7. A COLISÃO DOS DIREITOS FUNDAMENTAIS À LIBERDADE DE INFORMAÇÃO E À PRIVACIDADE

É pacífico no ordenamento jurídico brasileiro: nenhum direito disposto na Constituição Federal pode ser considerado absoluto, porquanto os direitos encontram-se limitados por outros direitos ou por valores amparados pelo texto constitucional.[32]Não haveria porque ser diferente com o direito à liberdade de informação. Malgrado o destaque desse direito no rol dos direitos fundamentais, como foi visto em tópicos passados, a própria Constituição impõe limites ao seu exercício. O § 1º, artigo 220 da Lei Maior é explícito, verbis:

Art. 220. (omissis)

§ 1º - Nenhuma lei conterá dispositivo que possa constituir embaraço à plena liberdade de informação jornalística em qualquer veículo de comunicação social, observado o disposto no art. 5º, IV, V, X, XIII e XIV. [grifo nosso]

Os direitos da personalidade formam, de acordo com o apreendido na Constituição, um conjunto de limites externos à liberdade de informação. Veja bem, vez que esses limites também estão tutelados como direitos fundamentais, não se configura uma simples conformidade de regras, trata-se de uma clássica colisão de direitos fundamentais.[33]Desse conflito, prima facie, pode-se determinar que o exercício das liberdades referentes à informação não pode usurpar a seara da personalidade, marcadamente nos incisos destacados. Essa colisão significa, praticamente, que os fatos relacionados com o âmbito de proteção constitucional dos direitos à personalidade não podem ser indiscriminadamente divulgados ao público.[34]

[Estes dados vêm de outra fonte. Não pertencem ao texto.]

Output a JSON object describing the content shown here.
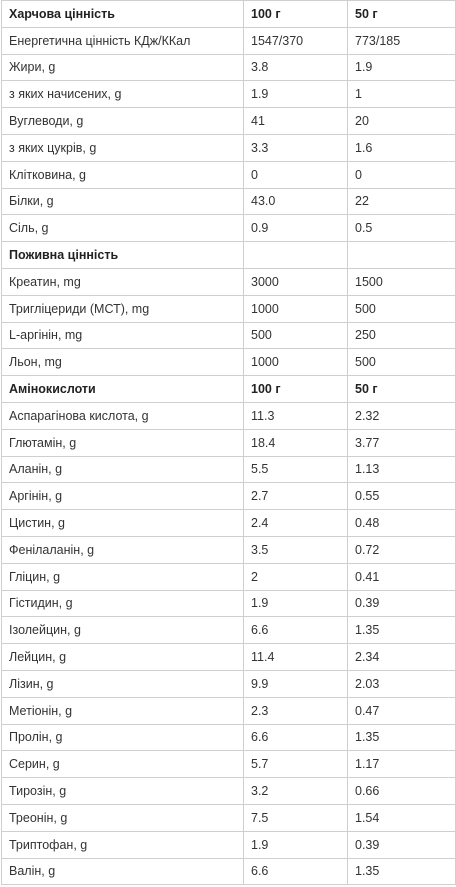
{
  "table": {
    "sections": [
      {
        "header": [
          "Харчова цінність",
          "100 г",
          "50 г"
        ],
        "rows": [
          [
            "Енергетична цінність КДж/ККал",
            "1547/370",
            "773/185"
          ],
          [
            "Жири, g",
            "3.8",
            "1.9"
          ],
          [
            "з яких начисених, g",
            "1.9",
            "1"
          ],
          [
            "Вуглеводи, g",
            "41",
            "20"
          ],
          [
            "з яких цукрів, g",
            "3.3",
            "1.6"
          ],
          [
            "Клітковина, g",
            "0",
            "0"
          ],
          [
            "Білки, g",
            "43.0",
            "22"
          ],
          [
            "Сіль, g",
            "0.9",
            "0.5"
          ]
        ]
      },
      {
        "header": [
          "Поживна цінність"
        ],
        "rows": [
          [
            "Креатин, mg",
            "3000",
            "1500"
          ],
          [
            "Тригліцериди (МСТ), mg",
            "1000",
            "500"
          ],
          [
            "L-аргінін, mg",
            "500",
            "250"
          ],
          [
            "Льон, mg",
            "1000",
            "500"
          ]
        ]
      },
      {
        "header": [
          "Амінокислоти",
          "100 г",
          "50 г"
        ],
        "rows": [
          [
            "Аспарагінова кислота, g",
            "11.3",
            "2.32"
          ],
          [
            "Глютамін, g",
            "18.4",
            "3.77"
          ],
          [
            "Аланін, g",
            "5.5",
            "1.13"
          ],
          [
            "Аргінін, g",
            "2.7",
            "0.55"
          ],
          [
            "Цистин, g",
            "2.4",
            "0.48"
          ],
          [
            "Фенілаланін, g",
            "3.5",
            "0.72"
          ],
          [
            "Гліцин, g",
            "2",
            "0.41"
          ],
          [
            "Гістидин, g",
            "1.9",
            "0.39"
          ],
          [
            "Ізолейцин, g",
            "6.6",
            "1.35"
          ],
          [
            "Лейцин, g",
            "11.4",
            "2.34"
          ],
          [
            "Лізин, g",
            "9.9",
            "2.03"
          ],
          [
            "Метіонін, g",
            "2.3",
            "0.47"
          ],
          [
            "Пролін, g",
            "6.6",
            "1.35"
          ],
          [
            "Серин, g",
            "5.7",
            "1.17"
          ],
          [
            "Тирозін, g",
            "3.2",
            "0.66"
          ],
          [
            "Треонін, g",
            "7.5",
            "1.54"
          ],
          [
            "Триптофан, g",
            "1.9",
            "0.39"
          ],
          [
            "Валін, g",
            "6.6",
            "1.35"
          ]
        ]
      }
    ]
  }
}
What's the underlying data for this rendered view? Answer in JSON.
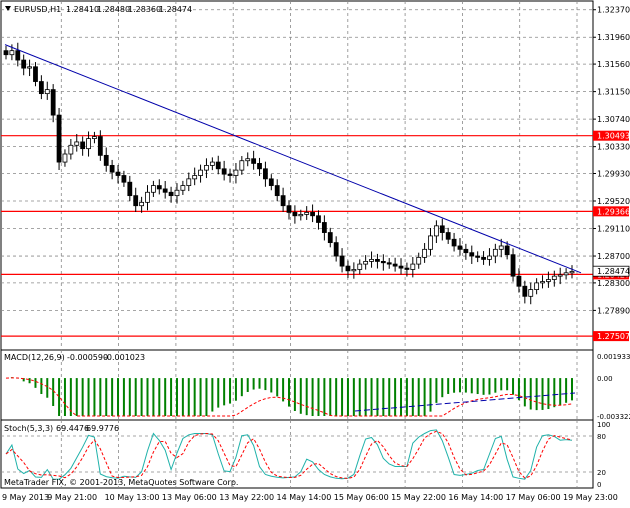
{
  "main": {
    "symbol": "EURUSD,H1",
    "ohlc": [
      "1.28410",
      "1.28480",
      "1.28360",
      "1.28474"
    ]
  },
  "macd": {
    "label": "MACD(12,26,9)",
    "values": [
      "-0.000590",
      "-0.001023"
    ]
  },
  "stoch": {
    "label": "Stoch(5,3,3)",
    "values": [
      "69.4476",
      "69.9776"
    ]
  },
  "copyright": "MetaTrader FIX, © 2001-2013, MetaQuotes Software Corp.",
  "colors": {
    "up_body": "#ffffff",
    "down_body": "#000000",
    "hline": "#ff0000",
    "trendline": "#0000aa",
    "macd_hist": "#008000",
    "signal": "#ff0000",
    "stoch_main": "#20b2aa",
    "stoch_signal": "#ff0000"
  },
  "chart_data": [
    {
      "type": "candlestick",
      "title": "EURUSD,H1",
      "price_ticks": [
        "1.32370",
        "1.31960",
        "1.31560",
        "1.31150",
        "1.30740",
        "1.30330",
        "1.29930",
        "1.29520",
        "1.29110",
        "1.28700",
        "1.28300",
        "1.27890"
      ],
      "time_ticks": [
        "9 May 2013",
        "9 May 21:00",
        "10 May 13:00",
        "13 May 06:00",
        "13 May 22:00",
        "14 May 14:00",
        "15 May 06:00",
        "15 May 22:00",
        "16 May 14:00",
        "17 May 06:00",
        "19 May 23:00"
      ],
      "ylim": [
        1.273,
        1.325
      ],
      "horizontal_levels": [
        {
          "label": "1.30493",
          "value": 1.30493
        },
        {
          "label": "1.29366",
          "value": 1.29366
        },
        {
          "label": "1.28427",
          "value": 1.28427
        },
        {
          "label": "1.27507",
          "value": 1.27507
        }
      ],
      "current_price": "1.28474",
      "trendline": {
        "from": [
          0,
          1.3185
        ],
        "to": [
          1,
          1.2845
        ]
      },
      "closes": [
        1.317,
        1.3176,
        1.3162,
        1.315,
        1.3152,
        1.313,
        1.3112,
        1.3118,
        1.308,
        1.301,
        1.3022,
        1.3035,
        1.304,
        1.303,
        1.3045,
        1.3048,
        1.302,
        1.3005,
        1.2995,
        1.299,
        1.298,
        1.296,
        1.2945,
        1.295,
        1.2965,
        1.2975,
        1.297,
        1.2965,
        1.296,
        1.2968,
        1.2975,
        1.2985,
        1.299,
        1.2998,
        1.3005,
        1.301,
        1.3,
        1.2992,
        1.299,
        1.2998,
        1.3012,
        1.3015,
        1.3008,
        1.3,
        1.2985,
        1.2975,
        1.296,
        1.2945,
        1.2935,
        1.293,
        1.2932,
        1.2935,
        1.293,
        1.292,
        1.2905,
        1.289,
        1.287,
        1.2855,
        1.2848,
        1.285,
        1.2858,
        1.2862,
        1.2865,
        1.2862,
        1.286,
        1.2858,
        1.2855,
        1.2852,
        1.285,
        1.2858,
        1.2868,
        1.288,
        1.29,
        1.2915,
        1.2905,
        1.2895,
        1.2885,
        1.288,
        1.2875,
        1.287,
        1.2868,
        1.2865,
        1.287,
        1.288,
        1.2885,
        1.2872,
        1.284,
        1.2825,
        1.281,
        1.282,
        1.283,
        1.2832,
        1.2835,
        1.284,
        1.2842,
        1.2845,
        1.2847
      ]
    },
    {
      "type": "macd",
      "title": "MACD(12,26,9)",
      "ticks": [
        "0.001933",
        "0.00",
        "-0.003322"
      ],
      "ylim": [
        -0.003322,
        0.001933
      ]
    },
    {
      "type": "stochastic",
      "title": "Stoch(5,3,3)",
      "ticks": [
        "100",
        "80",
        "20",
        "0"
      ],
      "ylim": [
        0,
        100
      ],
      "levels": [
        80,
        20
      ]
    }
  ]
}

Todavia, se por um lado não pode haver arbitrariedades no exercício do direito à liberdade de informação, pelos mesmos motivos depreende-se que o seu tolhimento completo é igualmente indevido. O direito fundamental em questão é estimado por transcender a dimensão de garantia individual e contribuir para a formação da opinião pública pluralista, essencial para o funcionamento da sociedade democrática.[35].

A riqueza do dilema é justamente essa: obter controle de invasões de privacidade sem a supressão do direito à informação. Tentemos obter uma resposta aceitável a partir do processo de análise proposto por Alexy, e visto supra.

Ora, é “chover no molhado” alongar a exposição acerca da ocorrência da colisão destacada. Já restou provado, por tudo que foi aqui exposto, que há um choque evidente entre o princípio que prega a liberdade de informação e o que resguarda o direito à privacidade. É sabido também que nenhum dos dois pode ser considerado isoladamente, sob pena de incorrer ou na supressão total da liberdade de comunicação, de uma maneira geral, ou no abandono da salvaguarda da intimidade dos cidadãos, bem indubitavelmente fundamental à formação da personalidade.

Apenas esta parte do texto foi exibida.